El zine —publicación autoeditada, generalmente fotocopiada y distribuida físicamente— está experimentando un resurgimiento notable entre creadores jóvenes, especialmente en ciudades con escenas artísticas activas, como reacción directa contra la naturaleza efímera, algorítmica y mediada de la creación de contenido puramente digital.
Lo físico como resistencia
Crear algo físico, distribuido de mano en mano o en librerías independientes, ofrece algo que el contenido digital no puede replicar: permanencia material, ausencia de algoritmo decidiendo quién lo ve, y una intencionalidad en la distribución que contrasta con el alcance pasivo y aleatorio de las redes sociales.
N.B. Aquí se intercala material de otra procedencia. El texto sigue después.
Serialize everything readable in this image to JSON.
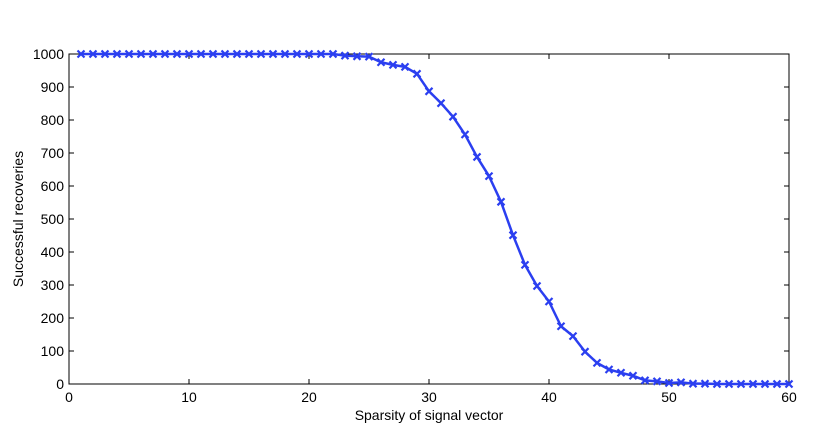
{
  "chart_data": {
    "type": "line",
    "title": "",
    "xlabel": "Sparsity of signal vector",
    "ylabel": "Successful recoveries",
    "xlim": [
      0,
      60
    ],
    "ylim": [
      0,
      1000
    ],
    "xticks": [
      0,
      10,
      20,
      30,
      40,
      50,
      60
    ],
    "yticks": [
      0,
      100,
      200,
      300,
      400,
      500,
      600,
      700,
      800,
      900,
      1000
    ],
    "grid": false,
    "legend": "none",
    "series": [
      {
        "color": "#2b3ff0",
        "marker": "x",
        "x": [
          1,
          2,
          3,
          4,
          5,
          6,
          7,
          8,
          9,
          10,
          11,
          12,
          13,
          14,
          15,
          16,
          17,
          18,
          19,
          20,
          21,
          22,
          23,
          24,
          25,
          26,
          27,
          28,
          29,
          30,
          31,
          32,
          33,
          34,
          35,
          36,
          37,
          38,
          39,
          40,
          41,
          42,
          43,
          44,
          45,
          46,
          47,
          48,
          49,
          50,
          51,
          52,
          53,
          54,
          55,
          56,
          57,
          58,
          59,
          60
        ],
        "values": [
          1000,
          1000,
          1000,
          1000,
          1000,
          1000,
          1000,
          1000,
          1000,
          1000,
          1000,
          1000,
          1000,
          1000,
          1000,
          1000,
          1000,
          1000,
          1000,
          1000,
          1000,
          1000,
          995,
          993,
          992,
          975,
          967,
          961,
          940,
          887,
          851,
          810,
          756,
          688,
          630,
          552,
          451,
          361,
          297,
          250,
          175,
          145,
          98,
          64,
          44,
          34,
          25,
          11,
          8,
          3,
          5,
          1,
          1,
          0,
          0,
          0,
          0,
          0,
          0,
          0
        ]
      }
    ]
  }
}
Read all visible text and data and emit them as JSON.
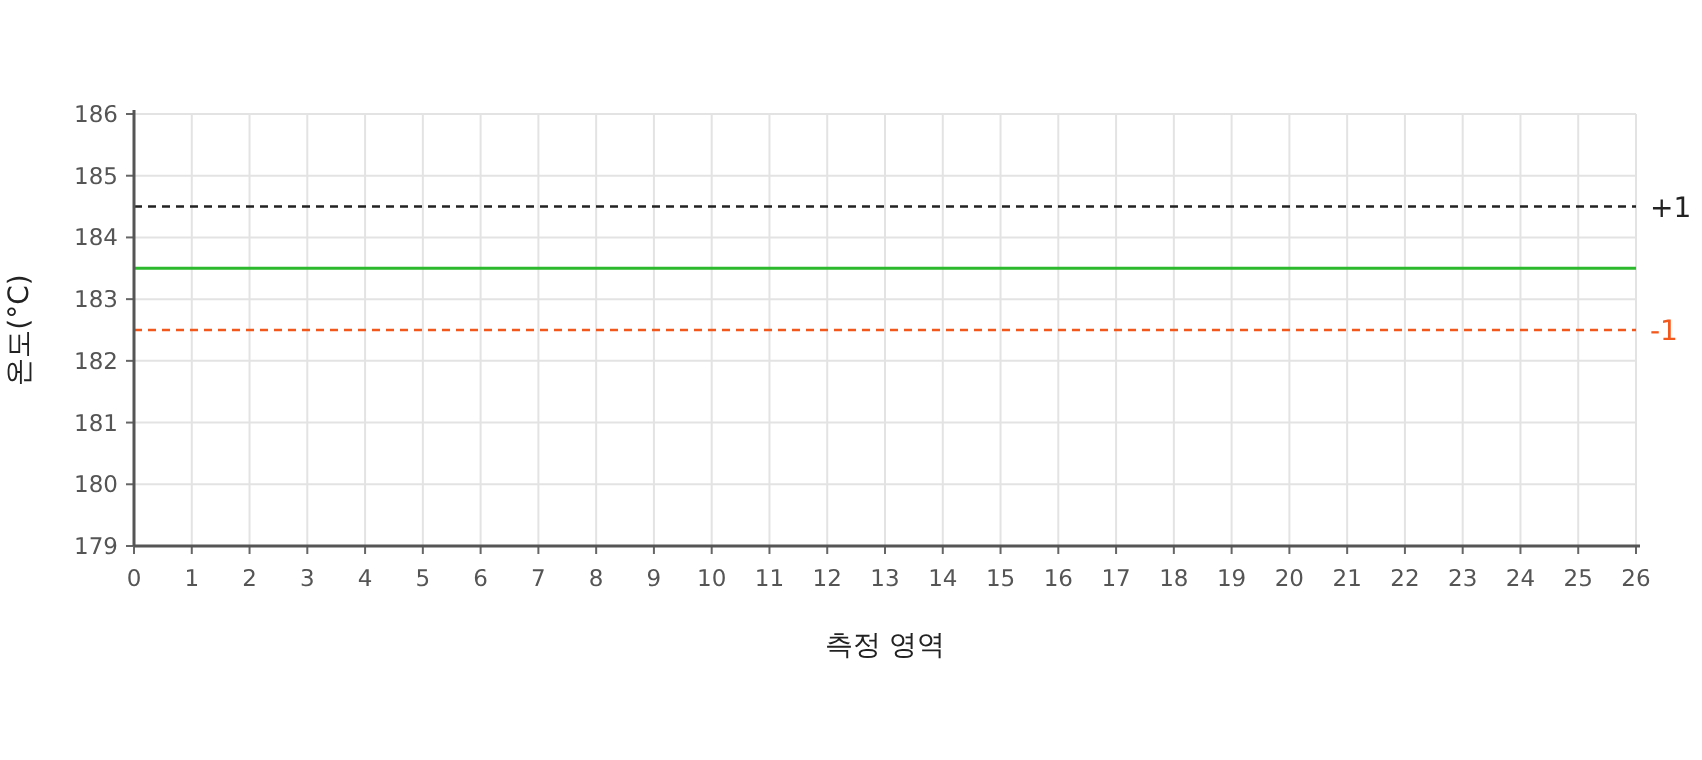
{
  "chart_data": {
    "type": "line",
    "xlabel": "측정 영역",
    "ylabel": "온도(°C)",
    "xlim": [
      0,
      26
    ],
    "xticks": [
      0,
      1,
      2,
      3,
      4,
      5,
      6,
      7,
      8,
      9,
      10,
      11,
      12,
      13,
      14,
      15,
      16,
      17,
      18,
      19,
      20,
      21,
      22,
      23,
      24,
      25,
      26
    ],
    "ylim": [
      179,
      186
    ],
    "yticks": [
      179,
      180,
      181,
      182,
      183,
      184,
      185,
      186
    ],
    "grid": true,
    "series": [
      {
        "color": "#2db92d",
        "x": [
          0,
          26
        ],
        "values": [
          183.5,
          183.5
        ]
      }
    ],
    "ref_lines": [
      {
        "axis": "y",
        "value": 184.5,
        "color": "#222222",
        "line_style": "dashed"
      },
      {
        "axis": "y",
        "value": 182.5,
        "color": "#f2571c",
        "line_style": "dashed"
      }
    ],
    "annotations": [
      {
        "text": "+1",
        "x": 26,
        "y": 184.5
      },
      {
        "text": "-1",
        "x": 26,
        "y": 182.5
      }
    ]
  }
}
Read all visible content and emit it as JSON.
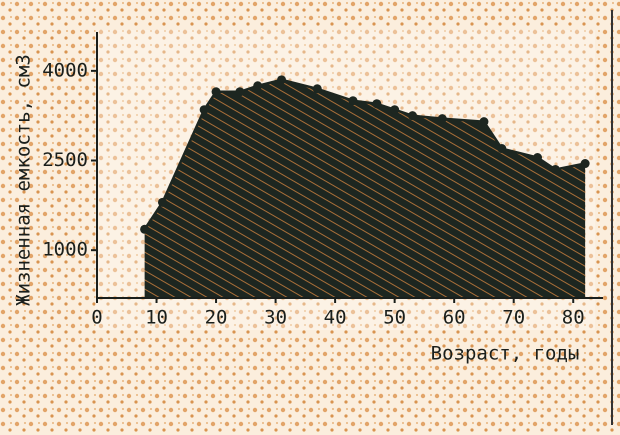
{
  "chart_data": {
    "type": "area",
    "x_label": "Возраст, годы",
    "y_label": "Жизненная емкость, см3",
    "x": [
      8,
      11,
      18,
      20,
      24,
      27,
      31,
      37,
      43,
      47,
      50,
      53,
      58,
      65,
      68,
      74,
      77,
      82
    ],
    "values": [
      1350,
      1800,
      3350,
      3650,
      3650,
      3750,
      3850,
      3700,
      3500,
      3450,
      3350,
      3250,
      3200,
      3150,
      2700,
      2550,
      2350,
      2450
    ],
    "color": "#1d2620",
    "xlim": [
      0,
      85
    ],
    "ylim": [
      200,
      4650
    ],
    "xticks": [
      0,
      10,
      20,
      30,
      40,
      50,
      60,
      70,
      80
    ],
    "yticks": [
      1000,
      2500,
      4000
    ]
  }
}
"Hacer un zine es una declaración: estoy dispuesta a invertir tiempo y recursos en algo que el algoritmo no va a amplificar automáticamente. Esa limitación deliberada es parte del punto."
Las comunidades que sostienen el formato
Ferias de zines, librerías independientes especializadas, y comunidades específicas de creadores —frecuentemente conectadas con escenas de arte queer, feminista o de nicho cultural— mantienen vivo el formato a pesar de su escala necesariamente pequeña comparada con cualquier plataforma digital.
Lo que representa para una generación digital
Para creadores que crecieron completamente dentro de la lógica algorítmica de las redes sociales, hacer un zine representa una forma de expresión genuinamente diferente: sin métricas de engagement, sin presión de viralidad, con un público necesariamente más pequeño pero más intencional en su atención.